(wm-pcp) DASV is the well-known abbreviation for the German Old Letter Collectors’ Association (Deutscher Altbriefsammler-Verein e.V.), which publishes several newsletters each year, each well over 100 pages long. This autumn, once again, it features some very unusual and downright exciting topics. Dr Joachim Helbig writes about ‘Terrible days in the Puster Valley’, Horst Diederichs about a ‘Foreign post office of the Imperial-Taxis Reichspost in Bohemia approx. 1680–1818’, Heinrich Mimberg focuses on the FUES family of papermakers, the paper suppliers for the Thurn und Taxis stamps and passenger transport at the Thurn und Taxis Post, while Michael Maaßen takes up the ‘American dream, a most unusual family and the supposedly richest dog in the world’.

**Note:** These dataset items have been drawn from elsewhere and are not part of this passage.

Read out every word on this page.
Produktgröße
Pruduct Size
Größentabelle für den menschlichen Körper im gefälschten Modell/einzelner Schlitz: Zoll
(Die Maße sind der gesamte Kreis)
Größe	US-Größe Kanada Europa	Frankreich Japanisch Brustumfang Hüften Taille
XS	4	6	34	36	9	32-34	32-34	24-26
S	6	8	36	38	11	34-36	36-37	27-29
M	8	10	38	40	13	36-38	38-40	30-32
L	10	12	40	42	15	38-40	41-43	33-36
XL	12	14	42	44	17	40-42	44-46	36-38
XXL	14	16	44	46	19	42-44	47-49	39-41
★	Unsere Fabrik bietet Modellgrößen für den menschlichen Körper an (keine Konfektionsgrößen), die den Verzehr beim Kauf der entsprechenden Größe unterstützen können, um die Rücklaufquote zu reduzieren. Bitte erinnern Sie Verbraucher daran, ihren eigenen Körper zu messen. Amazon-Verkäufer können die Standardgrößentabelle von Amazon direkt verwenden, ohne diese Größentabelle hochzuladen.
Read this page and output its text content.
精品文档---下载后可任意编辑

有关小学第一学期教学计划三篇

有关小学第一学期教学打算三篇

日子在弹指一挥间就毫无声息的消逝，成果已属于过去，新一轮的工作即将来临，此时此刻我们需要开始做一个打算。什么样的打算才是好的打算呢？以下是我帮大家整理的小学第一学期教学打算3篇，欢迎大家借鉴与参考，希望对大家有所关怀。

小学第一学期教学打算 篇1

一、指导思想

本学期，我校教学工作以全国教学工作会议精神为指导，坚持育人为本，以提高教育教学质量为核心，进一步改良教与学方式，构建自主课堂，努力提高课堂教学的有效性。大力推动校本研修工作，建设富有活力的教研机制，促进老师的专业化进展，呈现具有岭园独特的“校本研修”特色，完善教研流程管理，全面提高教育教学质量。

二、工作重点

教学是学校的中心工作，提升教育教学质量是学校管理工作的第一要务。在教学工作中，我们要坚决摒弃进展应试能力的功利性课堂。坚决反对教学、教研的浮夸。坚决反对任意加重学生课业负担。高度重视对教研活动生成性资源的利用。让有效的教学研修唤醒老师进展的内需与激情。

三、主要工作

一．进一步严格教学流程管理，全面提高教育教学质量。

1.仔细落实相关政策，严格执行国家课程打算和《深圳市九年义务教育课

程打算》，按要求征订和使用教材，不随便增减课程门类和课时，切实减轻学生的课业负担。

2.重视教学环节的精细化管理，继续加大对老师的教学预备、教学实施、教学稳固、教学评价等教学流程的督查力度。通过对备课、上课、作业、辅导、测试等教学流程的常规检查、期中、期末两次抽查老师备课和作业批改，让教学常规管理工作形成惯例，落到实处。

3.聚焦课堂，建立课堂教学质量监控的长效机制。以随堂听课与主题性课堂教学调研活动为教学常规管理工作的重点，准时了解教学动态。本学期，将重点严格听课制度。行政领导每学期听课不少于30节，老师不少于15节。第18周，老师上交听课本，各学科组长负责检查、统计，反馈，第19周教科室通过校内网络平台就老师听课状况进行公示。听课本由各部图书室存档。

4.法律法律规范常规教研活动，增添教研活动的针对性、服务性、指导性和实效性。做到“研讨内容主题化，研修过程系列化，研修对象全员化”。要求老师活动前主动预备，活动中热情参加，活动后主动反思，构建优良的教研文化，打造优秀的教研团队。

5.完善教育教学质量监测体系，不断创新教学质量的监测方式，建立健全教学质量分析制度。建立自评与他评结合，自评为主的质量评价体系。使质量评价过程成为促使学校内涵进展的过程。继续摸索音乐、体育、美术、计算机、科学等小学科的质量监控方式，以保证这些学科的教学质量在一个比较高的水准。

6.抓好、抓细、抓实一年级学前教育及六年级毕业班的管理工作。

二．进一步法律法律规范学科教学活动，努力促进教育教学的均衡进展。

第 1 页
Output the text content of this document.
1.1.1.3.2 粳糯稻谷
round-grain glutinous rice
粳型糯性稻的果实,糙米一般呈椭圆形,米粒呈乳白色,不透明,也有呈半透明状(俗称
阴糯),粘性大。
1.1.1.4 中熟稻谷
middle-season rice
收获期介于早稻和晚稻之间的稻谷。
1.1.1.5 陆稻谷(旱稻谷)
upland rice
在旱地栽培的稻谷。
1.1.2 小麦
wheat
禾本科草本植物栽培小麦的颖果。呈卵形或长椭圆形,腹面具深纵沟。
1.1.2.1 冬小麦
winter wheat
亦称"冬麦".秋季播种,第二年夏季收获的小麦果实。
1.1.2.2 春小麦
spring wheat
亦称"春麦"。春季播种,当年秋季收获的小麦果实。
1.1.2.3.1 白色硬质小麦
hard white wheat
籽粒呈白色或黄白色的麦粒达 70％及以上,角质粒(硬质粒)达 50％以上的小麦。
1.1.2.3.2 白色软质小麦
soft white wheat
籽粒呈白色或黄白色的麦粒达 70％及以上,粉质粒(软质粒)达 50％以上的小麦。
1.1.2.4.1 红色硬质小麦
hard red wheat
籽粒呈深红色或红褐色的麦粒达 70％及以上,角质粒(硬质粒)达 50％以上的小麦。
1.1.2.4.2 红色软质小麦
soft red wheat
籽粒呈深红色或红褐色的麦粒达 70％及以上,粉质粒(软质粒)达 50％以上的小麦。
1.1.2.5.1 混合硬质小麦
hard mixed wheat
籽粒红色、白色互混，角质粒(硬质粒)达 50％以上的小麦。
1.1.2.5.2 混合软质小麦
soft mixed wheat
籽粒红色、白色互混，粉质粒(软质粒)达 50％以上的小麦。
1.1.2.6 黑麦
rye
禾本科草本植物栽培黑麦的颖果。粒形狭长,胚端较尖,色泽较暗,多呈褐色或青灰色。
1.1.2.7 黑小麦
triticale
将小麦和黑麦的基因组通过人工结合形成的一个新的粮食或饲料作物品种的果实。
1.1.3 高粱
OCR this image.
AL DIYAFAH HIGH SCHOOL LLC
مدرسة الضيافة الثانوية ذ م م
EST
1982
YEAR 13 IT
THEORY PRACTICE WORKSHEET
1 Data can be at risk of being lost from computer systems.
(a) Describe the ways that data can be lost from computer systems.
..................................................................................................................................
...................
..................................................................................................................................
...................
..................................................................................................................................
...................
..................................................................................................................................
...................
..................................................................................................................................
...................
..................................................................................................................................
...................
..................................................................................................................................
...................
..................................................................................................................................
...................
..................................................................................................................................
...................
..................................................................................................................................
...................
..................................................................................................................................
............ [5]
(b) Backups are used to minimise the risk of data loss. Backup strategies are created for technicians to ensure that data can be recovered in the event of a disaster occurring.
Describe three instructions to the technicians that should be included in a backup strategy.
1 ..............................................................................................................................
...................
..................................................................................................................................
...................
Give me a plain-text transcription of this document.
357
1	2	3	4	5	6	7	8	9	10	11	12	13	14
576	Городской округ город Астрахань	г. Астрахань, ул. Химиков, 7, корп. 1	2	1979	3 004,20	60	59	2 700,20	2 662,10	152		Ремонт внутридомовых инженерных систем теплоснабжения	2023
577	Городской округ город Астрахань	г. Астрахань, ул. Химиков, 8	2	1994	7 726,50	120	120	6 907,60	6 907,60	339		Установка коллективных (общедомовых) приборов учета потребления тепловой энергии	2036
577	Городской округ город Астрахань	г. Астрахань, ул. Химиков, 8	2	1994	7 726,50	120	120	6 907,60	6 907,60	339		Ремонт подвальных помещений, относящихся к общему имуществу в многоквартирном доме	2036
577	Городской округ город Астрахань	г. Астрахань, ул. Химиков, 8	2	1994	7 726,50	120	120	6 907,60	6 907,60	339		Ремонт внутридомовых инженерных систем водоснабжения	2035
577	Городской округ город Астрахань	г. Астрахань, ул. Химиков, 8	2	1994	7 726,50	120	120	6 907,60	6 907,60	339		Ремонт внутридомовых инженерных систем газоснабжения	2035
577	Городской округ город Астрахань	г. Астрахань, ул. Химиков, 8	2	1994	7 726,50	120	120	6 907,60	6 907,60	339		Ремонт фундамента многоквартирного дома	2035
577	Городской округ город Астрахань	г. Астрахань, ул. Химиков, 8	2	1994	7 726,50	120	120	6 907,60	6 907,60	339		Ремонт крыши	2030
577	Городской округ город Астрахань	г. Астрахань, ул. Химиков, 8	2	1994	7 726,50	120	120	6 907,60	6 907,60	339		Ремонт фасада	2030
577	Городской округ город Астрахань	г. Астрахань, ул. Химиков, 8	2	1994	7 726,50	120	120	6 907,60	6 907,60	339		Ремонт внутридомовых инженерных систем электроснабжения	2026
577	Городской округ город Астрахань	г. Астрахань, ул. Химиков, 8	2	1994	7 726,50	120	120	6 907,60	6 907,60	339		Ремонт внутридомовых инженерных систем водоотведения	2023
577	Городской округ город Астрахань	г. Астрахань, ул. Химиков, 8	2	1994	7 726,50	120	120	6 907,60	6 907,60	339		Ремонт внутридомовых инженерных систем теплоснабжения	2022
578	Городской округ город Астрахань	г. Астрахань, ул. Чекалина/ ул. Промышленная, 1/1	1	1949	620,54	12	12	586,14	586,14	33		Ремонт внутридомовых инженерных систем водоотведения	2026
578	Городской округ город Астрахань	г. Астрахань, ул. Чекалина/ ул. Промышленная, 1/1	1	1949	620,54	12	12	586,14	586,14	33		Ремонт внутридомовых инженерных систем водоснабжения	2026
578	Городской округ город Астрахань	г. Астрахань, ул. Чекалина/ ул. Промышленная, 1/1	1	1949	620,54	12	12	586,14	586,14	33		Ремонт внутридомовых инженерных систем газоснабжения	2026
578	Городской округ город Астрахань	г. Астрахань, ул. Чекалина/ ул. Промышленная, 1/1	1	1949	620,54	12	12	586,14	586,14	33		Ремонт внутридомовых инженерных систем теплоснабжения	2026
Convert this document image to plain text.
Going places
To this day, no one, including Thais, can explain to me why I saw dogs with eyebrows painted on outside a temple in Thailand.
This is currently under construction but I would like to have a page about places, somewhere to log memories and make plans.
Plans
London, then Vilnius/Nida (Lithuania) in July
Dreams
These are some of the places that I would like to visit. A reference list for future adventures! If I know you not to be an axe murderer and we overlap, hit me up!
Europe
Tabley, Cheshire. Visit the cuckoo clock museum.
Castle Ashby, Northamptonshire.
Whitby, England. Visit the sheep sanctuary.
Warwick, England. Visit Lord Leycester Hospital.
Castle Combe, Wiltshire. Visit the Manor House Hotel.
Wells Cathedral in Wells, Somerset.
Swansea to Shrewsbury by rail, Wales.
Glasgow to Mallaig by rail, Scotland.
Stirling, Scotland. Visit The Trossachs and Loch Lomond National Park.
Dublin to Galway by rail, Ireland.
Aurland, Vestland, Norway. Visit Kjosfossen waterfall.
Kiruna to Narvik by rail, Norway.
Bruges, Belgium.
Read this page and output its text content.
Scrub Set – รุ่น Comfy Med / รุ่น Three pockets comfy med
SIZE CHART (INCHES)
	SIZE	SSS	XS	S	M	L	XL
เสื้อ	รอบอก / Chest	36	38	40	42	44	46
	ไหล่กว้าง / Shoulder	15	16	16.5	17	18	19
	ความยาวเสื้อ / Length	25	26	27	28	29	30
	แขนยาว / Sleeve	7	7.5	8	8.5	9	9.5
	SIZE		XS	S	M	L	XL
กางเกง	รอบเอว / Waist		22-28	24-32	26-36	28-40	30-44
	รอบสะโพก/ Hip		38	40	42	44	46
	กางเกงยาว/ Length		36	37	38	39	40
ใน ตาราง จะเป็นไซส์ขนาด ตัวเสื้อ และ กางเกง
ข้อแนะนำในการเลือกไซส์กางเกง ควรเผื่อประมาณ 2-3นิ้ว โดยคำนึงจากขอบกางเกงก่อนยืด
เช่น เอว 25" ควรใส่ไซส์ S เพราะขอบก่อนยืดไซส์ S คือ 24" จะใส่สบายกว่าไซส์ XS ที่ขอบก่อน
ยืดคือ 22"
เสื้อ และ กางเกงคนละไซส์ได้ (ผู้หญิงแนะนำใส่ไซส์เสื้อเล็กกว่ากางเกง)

In the series Postgeschichte und Altbriefkunde (Postal History and Old Letter Studies, issue 226/October 2025), Horst Diederichs covers two topics in 60 pages: “On the introduction – “invention” – of travel tickets: A search for clues between 1664 and 1806‘ and ’On the introduction of printed extra post travel tickets at the Imperial Reichspost: 28 November 1795”.

As before, this brochure was professionally edited and produced by Phil*Creativ Verlag in Schwalmtal.